Domenico Quaranta, Beyond New Media Art, Link Editions, 2013. Photo: D.R.

Souvent, les œuvres médiatiques pénètrent les institutions muséales au travers des départements Design, comme c’est le cas au MoMA grâce à la présence de Paola Antonelli. Que pensez-vous de cette stratégie de la « porte de derrière » ?
Je lisais une interview de Paola Antonelli hier dans le train, sur l’intégration des jeux vidéo dans la collection du MoMA. Au moment où c’est arrivé, j’ai également songé qu’il ne s’agissait pas d’une reconnaissance du jeu vidéo en tant qu’art contemporain, car tout passait par le département Design. Mais dans l’interview, elle a dit quelque chose de pertinent à ce sujet. En substance, elle a dit que dans des musées comme le MoMA, on est tenu de faire des distinctions entre les différents domaines et d’avoir des conservateurs pour chaque domaine. Si ça n’était pas le cas, il serait difficile de les gérer. L’essentiel, toutefois, est que les choses parviennent à rentrer dans la collection. Lorsqu’elles font partie de la collection du musée, peu importe qu’il s’agisse de la section design, photographie ou médias. Je pense que c’est une bonne chose, même si ça ne révèle pas grand-chose sur l’art lui-même.

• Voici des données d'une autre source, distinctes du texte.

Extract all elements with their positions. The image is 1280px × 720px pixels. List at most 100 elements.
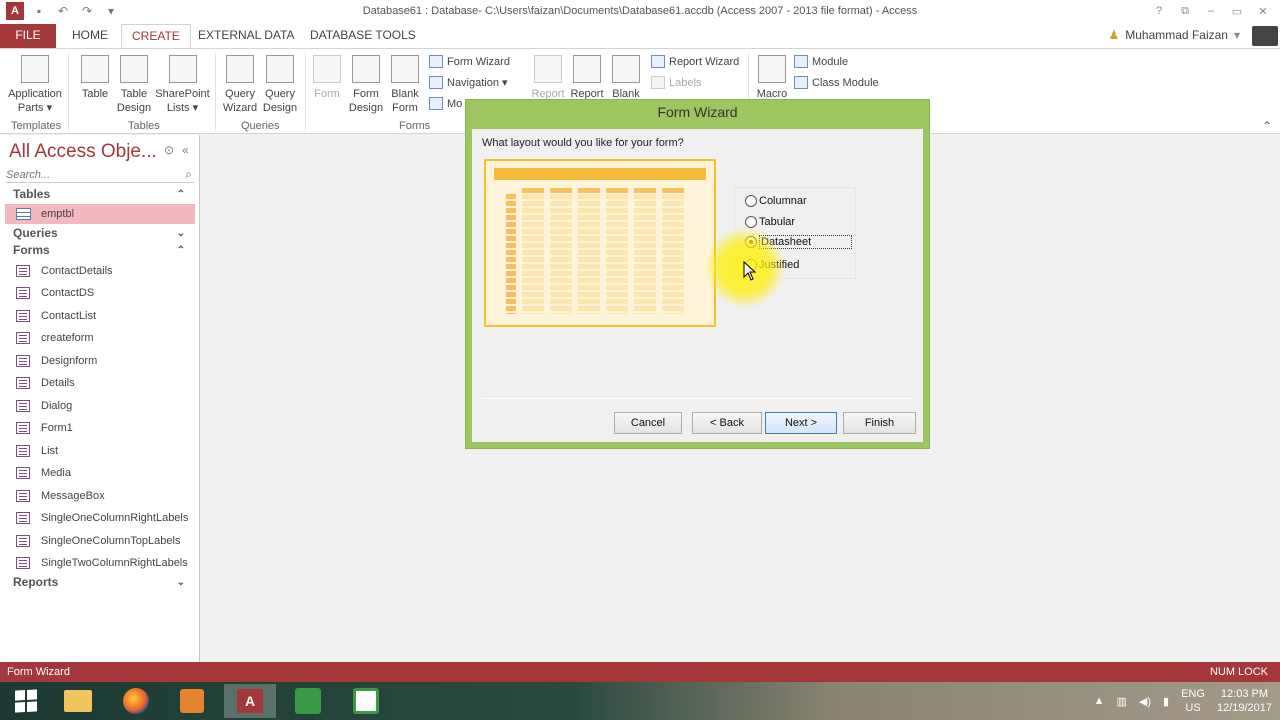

N’y aurait-il pas essentiellement deux tendances concernant l’usage des nouveaux médias dans l’art, l’une s’inscrivant dans la continuité de l’histoire de l’art, et l’autre étant davantage sociale ou sociétale ?
C’est, en fait, l’une des raisons pour lesquelles il me semble que l’étiquette « d’art des médias » ne rime plus à rien. Nous regroupons des éléments pour la simple raison qu’ils dépendent de l’utilisation d’ordinateurs, mais en réalité la manière dont l’ordinateur est entré dans le monde de l’art en tant que support, de nos jours, s’est tellement diversifiée et propagée qu’on l’utilise quasiment pour tout. Il est donc tout à fait naturel, à mon sens, que les artistes abordent les médias numériques et les nouveaux médias de manière absolument singulière. Certains effectuent une recherche sur le médium, d’autres l’utilisent simplement comme un outil, en parlent, ou en font leur sujet, mais parfois ils opèrent ainsi sans pour autant l’utiliser comme support. Ainsi, en un sens, toute tendance de l’art contemporain peut faire naître une application et un développement des nouveaux médias.

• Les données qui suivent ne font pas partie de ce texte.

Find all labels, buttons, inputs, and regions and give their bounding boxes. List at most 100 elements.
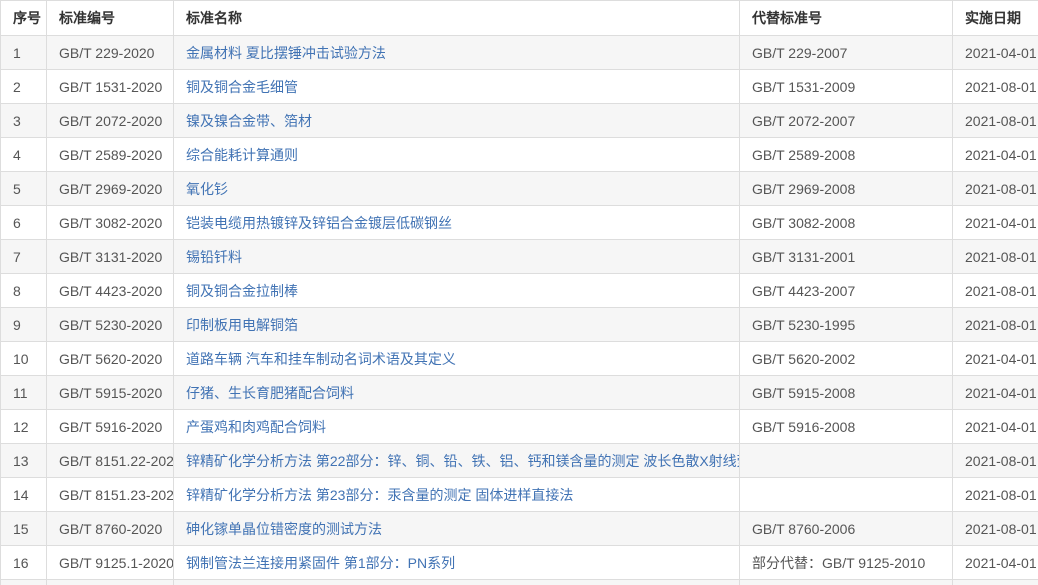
cell-implementation-date: 2021-04-01 <box>953 376 1038 410</box>
standard-name-link[interactable]: 仔猪、生长育肥猪配合饲料 <box>186 385 354 401</box>
cell-standard-code: GB/T 5915-2020 <box>47 376 174 410</box>
cell-index: 8 <box>1 274 47 308</box>
standard-name-link[interactable]: 锌精矿化学分析方法 第23部分：汞含量的测定 固体进样直接法 <box>186 487 573 503</box>
cell-index: 15 <box>1 512 47 546</box>
cell-standard-code: GB/T 229-2020 <box>47 36 174 70</box>
table-row: 11 GB/T 5915-2020 仔猪、生长育肥猪配合饲料 GB/T 5915… <box>1 376 1038 410</box>
cell-standard-code: GB/T 8760-2020 <box>47 512 174 546</box>
table-row-partial <box>1 580 1038 585</box>
cell-replaced-code: GB/T 1531-2009 <box>740 70 953 104</box>
cell-standard-name: 氧化钐 <box>174 172 740 206</box>
cell-standard-name: 综合能耗计算通则 <box>174 138 740 172</box>
cell-index: 7 <box>1 240 47 274</box>
cell-standard-code: GB/T 5916-2020 <box>47 410 174 444</box>
cell-standard-name <box>174 580 740 585</box>
cell-index: 13 <box>1 444 47 478</box>
table-row: 6 GB/T 3082-2020 铠装电缆用热镀锌及锌铝合金镀层低碳钢丝 GB/… <box>1 206 1038 240</box>
standard-name-link[interactable]: 铠装电缆用热镀锌及锌铝合金镀层低碳钢丝 <box>186 215 452 231</box>
cell-implementation-date: 2021-08-01 <box>953 240 1038 274</box>
cell-replaced-code: GB/T 5916-2008 <box>740 410 953 444</box>
cell-replaced-code: GB/T 3131-2001 <box>740 240 953 274</box>
standard-name-link[interactable]: 道路车辆 汽车和挂车制动名词术语及其定义 <box>186 351 456 367</box>
cell-standard-code: GB/T 2589-2020 <box>47 138 174 172</box>
cell-index: 9 <box>1 308 47 342</box>
cell-standard-name: 道路车辆 汽车和挂车制动名词术语及其定义 <box>174 342 740 376</box>
cell-standard-code: GB/T 5230-2020 <box>47 308 174 342</box>
cell-implementation-date: 2021-08-01 <box>953 172 1038 206</box>
cell-index: 16 <box>1 546 47 580</box>
cell-implementation-date: 2021-08-01 <box>953 512 1038 546</box>
standard-name-link[interactable]: 铜及铜合金拉制棒 <box>186 283 298 299</box>
cell-standard-name: 铜及铜合金拉制棒 <box>174 274 740 308</box>
standard-name-link[interactable]: 钢制管法兰连接用紧固件 第1部分：PN系列 <box>186 555 455 571</box>
standard-name-link[interactable]: 产蛋鸡和肉鸡配合饲料 <box>186 419 326 435</box>
cell-standard-code: GB/T 3082-2020 <box>47 206 174 240</box>
table-body: 1 GB/T 229-2020 金属材料 夏比摆锤冲击试验方法 GB/T 229… <box>1 36 1038 585</box>
cell-standard-name: 砷化镓单晶位错密度的测试方法 <box>174 512 740 546</box>
standard-name-link[interactable]: 印制板用电解铜箔 <box>186 317 298 333</box>
cell-implementation-date: 2021-04-01 <box>953 410 1038 444</box>
standards-table: 序号 标准编号 标准名称 代替标准号 实施日期 1 GB/T 229-2020 … <box>0 0 1038 585</box>
cell-standard-code <box>47 580 174 585</box>
header-row: 序号 标准编号 标准名称 代替标准号 实施日期 <box>1 1 1038 36</box>
standard-name-link[interactable]: 锌精矿化学分析方法 第22部分：锌、铜、铅、铁、铝、钙和镁含量的测定 波长色散X… <box>186 453 740 469</box>
cell-implementation-date: 2021-04-01 <box>953 546 1038 580</box>
cell-replaced-code: GB/T 5915-2008 <box>740 376 953 410</box>
table-row: 8 GB/T 4423-2020 铜及铜合金拉制棒 GB/T 4423-2007… <box>1 274 1038 308</box>
cell-index: 6 <box>1 206 47 240</box>
cell-index: 12 <box>1 410 47 444</box>
cell-implementation-date: 2021-04-01 <box>953 138 1038 172</box>
cell-implementation-date: 2021-08-01 <box>953 104 1038 138</box>
standard-name-link[interactable]: 砷化镓单晶位错密度的测试方法 <box>186 521 382 537</box>
cell-standard-code: GB/T 9125.1-2020 <box>47 546 174 580</box>
table-row: 13 GB/T 8151.22-2020 锌精矿化学分析方法 第22部分：锌、铜… <box>1 444 1038 478</box>
cell-implementation-date: 2021-08-01 <box>953 444 1038 478</box>
col-header-index: 序号 <box>1 1 47 36</box>
cell-standard-name: 锌精矿化学分析方法 第22部分：锌、铜、铅、铁、铝、钙和镁含量的测定 波长色散X… <box>174 444 740 478</box>
cell-standard-name: 锌精矿化学分析方法 第23部分：汞含量的测定 固体进样直接法 <box>174 478 740 512</box>
cell-index: 5 <box>1 172 47 206</box>
cell-implementation-date <box>953 580 1038 585</box>
cell-index <box>1 580 47 585</box>
cell-standard-name: 锡铅钎料 <box>174 240 740 274</box>
cell-standard-name: 金属材料 夏比摆锤冲击试验方法 <box>174 36 740 70</box>
cell-index: 10 <box>1 342 47 376</box>
standard-name-link[interactable]: 氧化钐 <box>186 181 228 197</box>
cell-standard-code: GB/T 2969-2020 <box>47 172 174 206</box>
cell-index: 2 <box>1 70 47 104</box>
standard-name-link[interactable]: 锡铅钎料 <box>186 249 242 265</box>
cell-replaced-code: GB/T 8760-2006 <box>740 512 953 546</box>
table-row: 5 GB/T 2969-2020 氧化钐 GB/T 2969-2008 2021… <box>1 172 1038 206</box>
cell-implementation-date: 2021-08-01 <box>953 274 1038 308</box>
cell-standard-code: GB/T 1531-2020 <box>47 70 174 104</box>
col-header-name: 标准名称 <box>174 1 740 36</box>
col-header-replaced: 代替标准号 <box>740 1 953 36</box>
cell-standard-name: 印制板用电解铜箔 <box>174 308 740 342</box>
col-header-date: 实施日期 <box>953 1 1038 36</box>
cell-standard-code: GB/T 3131-2020 <box>47 240 174 274</box>
col-header-code: 标准编号 <box>47 1 174 36</box>
cell-replaced-code: 部分代替：GB/T 9125-2010 <box>740 546 953 580</box>
standard-name-link[interactable]: 镍及镍合金带、箔材 <box>186 113 312 129</box>
table-row: 14 GB/T 8151.23-2020 锌精矿化学分析方法 第23部分：汞含量… <box>1 478 1038 512</box>
table-row: 10 GB/T 5620-2020 道路车辆 汽车和挂车制动名词术语及其定义 G… <box>1 342 1038 376</box>
cell-implementation-date: 2021-04-01 <box>953 36 1038 70</box>
cell-standard-code: GB/T 4423-2020 <box>47 274 174 308</box>
cell-replaced-code: GB/T 229-2007 <box>740 36 953 70</box>
cell-replaced-code <box>740 444 953 478</box>
standard-name-link[interactable]: 金属材料 夏比摆锤冲击试验方法 <box>186 45 386 61</box>
cell-standard-code: GB/T 5620-2020 <box>47 342 174 376</box>
cell-standard-name: 仔猪、生长育肥猪配合饲料 <box>174 376 740 410</box>
cell-replaced-code: GB/T 4423-2007 <box>740 274 953 308</box>
cell-implementation-date: 2021-08-01 <box>953 70 1038 104</box>
standard-name-link[interactable]: 综合能耗计算通则 <box>186 147 298 163</box>
cell-index: 14 <box>1 478 47 512</box>
cell-replaced-code: GB/T 2072-2007 <box>740 104 953 138</box>
cell-replaced-code: GB/T 2969-2008 <box>740 172 953 206</box>
cell-index: 3 <box>1 104 47 138</box>
table-row: 15 GB/T 8760-2020 砷化镓单晶位错密度的测试方法 GB/T 87… <box>1 512 1038 546</box>
table-row: 9 GB/T 5230-2020 印制板用电解铜箔 GB/T 5230-1995… <box>1 308 1038 342</box>
standard-name-link[interactable]: 铜及铜合金毛细管 <box>186 79 298 95</box>
cell-standard-name: 铜及铜合金毛细管 <box>174 70 740 104</box>
cell-index: 1 <box>1 36 47 70</box>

Evan Roth, blimp-on-deepskyblue.com, 2013. Photo: D.R. / Courtesy XPO Gallery, Paris, collection of Hampus Lindwall.

Nous sommes tous des utilisateurs d’outils et de services numériques. Mais n’est-ce pas, de manière générale, le détournement de ces mêmes technologies et médias qui fait œuvre ?
Il est certain que beaucoup de gens ont opté pour cette approche. Elle me semble intéressante, car elle génère une critique et une prise de conscience autour des éléments qui entrent directement dans nos vies, sans que nous y pensions, sans phase adaptation. Quand les smartphones sont arrivés sur le marché et que tout le monde a commencé à les acheter, nous n’envisagions probablement pas l’impact considérable que cela allait avoir sur nos vies. Il s’est agi d’une révolution absolue par rapport à l’utilisateur à l’ordinateur et la disponibilité d’Internet une décennie auparavant. À présent que nous avons accès à Internet à tout moment, en tout lieu, etc., cela modifie radicalement notre vie sociale, notre économie et ce qui en découle. Si les artistes abordent ce dialogue avec les nouvelles technologies en ayant une approche critique, c’est aussi parce qu’ils veulent nous rendre plus conscients de l’environnement dans lequel nous évoluons.

La thèse que vous rédigez en 2008/2009 s’intitule La guerre des Mondes en référence aux rapports entre l’art des nouveaux médias et l’art contemporain. Cinq ans plus tard, sommes-nous toujours en guerre ?
Je perçois encore beaucoup de conflits, pas nécessairement entre ces deux communautés prises dans leur ensemble, mais entre des opinions et des points de vue divergents. Ainsi, quand vous envisagez d’inviter des artistes représentés par une galerie à votre foire et que vous éprouvez des difficultés à les y intégrer parce qu’ils travaillent avec une galerie sur laquelle vous faites l’impasse, il y a une petite friction, car vous ne jouez pas selon les règles du monde de l’art contemporain.

Petra Cortright, winterlakecomentbounds_ber_nopolesCS5lol2[1], 2012, Photo: D.R. / Steve Turner Gallery, Los Angeles, collection of Hampus Lindwall.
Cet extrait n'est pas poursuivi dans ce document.